Italy has most recovery fund fraud cases in EU, report finds

The EPPO reportedly placed Italy under special surveillance measures following findings that 179 out of a total of 206 investigations into alleged fraud of funds through the NextGenerationEU programme were in Italy, news agency Ansa reported.

Overall, Italy also had the highest amount of estimated damage to the EU budget related to active investigations into alleged fraud and financial wrongdoing of all types, the EPPO said in its annual report published on Friday.

The findings were published after a major international police investigation into fraud of EU recovery funds on Thursday, in which police seized 600 million euros’ worth of assets, including luxury villas and supercars, in northern Italy.
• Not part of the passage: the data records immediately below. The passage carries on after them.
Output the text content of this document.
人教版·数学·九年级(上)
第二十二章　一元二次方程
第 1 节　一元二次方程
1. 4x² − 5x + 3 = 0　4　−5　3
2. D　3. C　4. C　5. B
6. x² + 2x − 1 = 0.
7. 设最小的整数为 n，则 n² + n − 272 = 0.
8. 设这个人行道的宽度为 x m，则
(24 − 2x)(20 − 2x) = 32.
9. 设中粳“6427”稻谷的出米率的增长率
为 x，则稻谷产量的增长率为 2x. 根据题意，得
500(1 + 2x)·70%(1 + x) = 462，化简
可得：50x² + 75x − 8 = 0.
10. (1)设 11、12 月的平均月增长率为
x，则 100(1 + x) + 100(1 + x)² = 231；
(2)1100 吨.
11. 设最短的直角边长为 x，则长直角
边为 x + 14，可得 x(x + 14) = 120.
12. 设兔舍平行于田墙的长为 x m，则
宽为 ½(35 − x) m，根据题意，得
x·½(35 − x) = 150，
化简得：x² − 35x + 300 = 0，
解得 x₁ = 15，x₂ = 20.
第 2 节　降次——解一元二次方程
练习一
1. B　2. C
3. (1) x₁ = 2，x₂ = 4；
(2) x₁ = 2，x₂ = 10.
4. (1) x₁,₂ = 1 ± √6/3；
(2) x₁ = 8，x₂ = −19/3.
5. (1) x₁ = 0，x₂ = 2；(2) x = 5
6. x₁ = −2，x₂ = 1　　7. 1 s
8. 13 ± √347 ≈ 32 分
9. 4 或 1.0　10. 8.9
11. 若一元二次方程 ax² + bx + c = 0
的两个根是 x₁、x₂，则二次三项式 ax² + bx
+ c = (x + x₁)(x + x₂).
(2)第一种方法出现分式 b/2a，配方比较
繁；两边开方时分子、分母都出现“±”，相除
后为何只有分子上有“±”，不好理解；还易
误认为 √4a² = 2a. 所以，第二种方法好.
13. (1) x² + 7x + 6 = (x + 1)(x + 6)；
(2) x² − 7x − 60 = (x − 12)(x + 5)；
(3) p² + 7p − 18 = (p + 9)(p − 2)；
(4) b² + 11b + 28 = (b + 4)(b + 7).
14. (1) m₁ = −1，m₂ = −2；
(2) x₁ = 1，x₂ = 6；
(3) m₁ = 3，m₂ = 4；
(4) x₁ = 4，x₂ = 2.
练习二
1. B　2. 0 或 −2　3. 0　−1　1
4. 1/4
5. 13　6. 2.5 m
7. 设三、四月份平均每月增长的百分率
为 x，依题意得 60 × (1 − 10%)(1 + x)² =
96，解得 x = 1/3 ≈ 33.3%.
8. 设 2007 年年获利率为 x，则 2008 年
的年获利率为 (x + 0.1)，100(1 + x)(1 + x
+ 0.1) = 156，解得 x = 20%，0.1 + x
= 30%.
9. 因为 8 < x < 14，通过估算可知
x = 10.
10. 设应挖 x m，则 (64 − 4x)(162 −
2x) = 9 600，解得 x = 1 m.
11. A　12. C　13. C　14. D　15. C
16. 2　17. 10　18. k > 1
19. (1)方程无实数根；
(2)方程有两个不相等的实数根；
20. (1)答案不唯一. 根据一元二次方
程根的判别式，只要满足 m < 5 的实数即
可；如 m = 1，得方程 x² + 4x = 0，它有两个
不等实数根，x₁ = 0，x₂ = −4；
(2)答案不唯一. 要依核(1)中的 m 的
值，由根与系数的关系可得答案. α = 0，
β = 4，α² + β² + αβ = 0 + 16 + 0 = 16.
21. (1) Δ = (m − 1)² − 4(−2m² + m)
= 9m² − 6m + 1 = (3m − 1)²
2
The European Union’s Recovery and Resilience Facility, established to help countries bounce back from the economic blow dealt by the Covid pandemic, is worth more than 800 billion euros, financed in large part through common EU borrowing.

READ ALSO: ‘It would be a disaster’: Is Italy at risk of losing EU recovery funds?

Italy has been the largest beneficiary, awarded 194.4 billion euros through a combination of grants and loans – but there have long been warnings from law enforcement that Covid recovery funding would be targeted by organised crime groups.

2023 was reportedly the first year in which EU financial bodies had conducted audits into the use of funds under the NextGenerationEU program, of which the Recovery Fund is part.

The EPPO said that there were a total of 618 active investigations into alleged fraud cases in Italy at the end of 2023, worth 7.38 billion euros, including 5.22 billion euros from VAT fraud alone.

At the end of 2023, the EPPO had a total of 1,927 investigations open, with an overall estimated damage to the EU budget of 19.2 billion euros.